Anyone who has already arranged a postal vote is likely to have returned it by now, but the situation might apply if you were planning on going to your local polling station and voting in person.
The commission’s site includes a form, which can be downloaded and printed out, for applying for an emergency proxy vote if you have COVID, and means if you are not able to cast your vote in person, you can have someone you trust cast your vote for you.
Both you and your proxy must be registered and eligible to vote and a person can only be a proxy for close relatives and up to two other people at an election.
Close relatives are defined as the spouse, civil partner, parent, grandparent, brother, sister child or grandchild of the applicant.
You can apply for an emergency proxy until 5pm on the day of the poll – in this case, Thursday, May 5, 2022.
The form can also be used to change an existing long-term proxy or proxy for a particular election if they are unable to vote on your behalf because they are following Government guidance or medical advice relating to coronavirus.
You can apply to change your proxy until 5pm on the day of the poll.
To apply to vote by proxy, you must ask someone who is willing and capable to be your proxy and vote on your behalf.
You need to fill in the emergency proxy vote application form, which asks you to provide certain information, and give the reason why you need to vote by proxy.
If you are unable to sign the form for any reason, you need to contact your local electoral registration office – Calderdale’s is at Mulcture Hall Road, Halifax – and return your form to them.
It must arrive at the office before 5pm on the day of the poll.
After you have returned the form, your proxy must go to the polling station to vote – you should tell your proxy how you want them to vote on your behalf, for example which canididate or candidates or party or parties.

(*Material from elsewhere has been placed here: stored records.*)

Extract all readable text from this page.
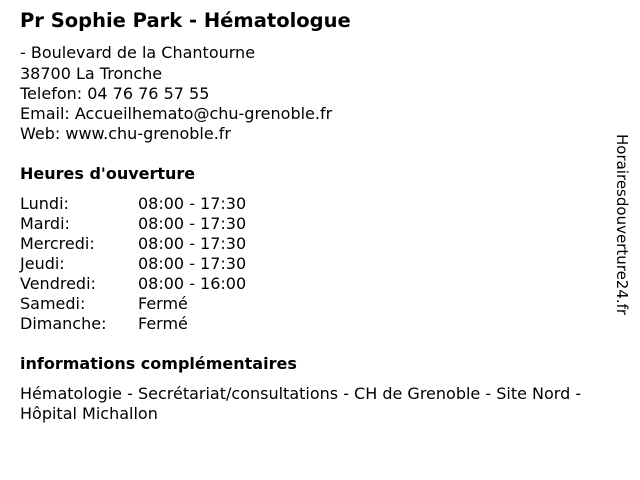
Pr Sophie Park - Hématologue
- Boulevard de la Chantourne
38700 La Tronche
Telefon: 04 76 76 57 55
Email: Accueilhemato@chu-grenoble.fr
Web: www.chu-grenoble.fr
Heures d'ouverture
Lundi:	08:00 - 17:30
Mardi:	08:00 - 17:30
Mercredi:	08:00 - 17:30
Jeudi:	08:00 - 17:30
Vendredi:	08:00 - 16:00
Samedi:	Fermé
Dimanche: Fermé
informations complémentaires
Hématologie - Secrétariat/consultations - CH de Grenoble - Site Nord - Hôpital Michallon
Horairesdouverture24.fr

The elections team at the council can tell your proxy when and where to vote on your behalf.
Calderdale’s political groups go into election with Labour holding a five seat majority over all other parties – it has 28 of the 51, while the Conservatives have 16 and the Liberal Democrats five, the other two being independently held.
The bottom line in 2022 is Labour needs to hold at least nine of the 11 seats it is defending, or make compensatory gains elsewhere, to retain overall control – 26 seats are needed for an overall majority, with 18 seats in 17 wards being contested this year (two in Ovenden ward).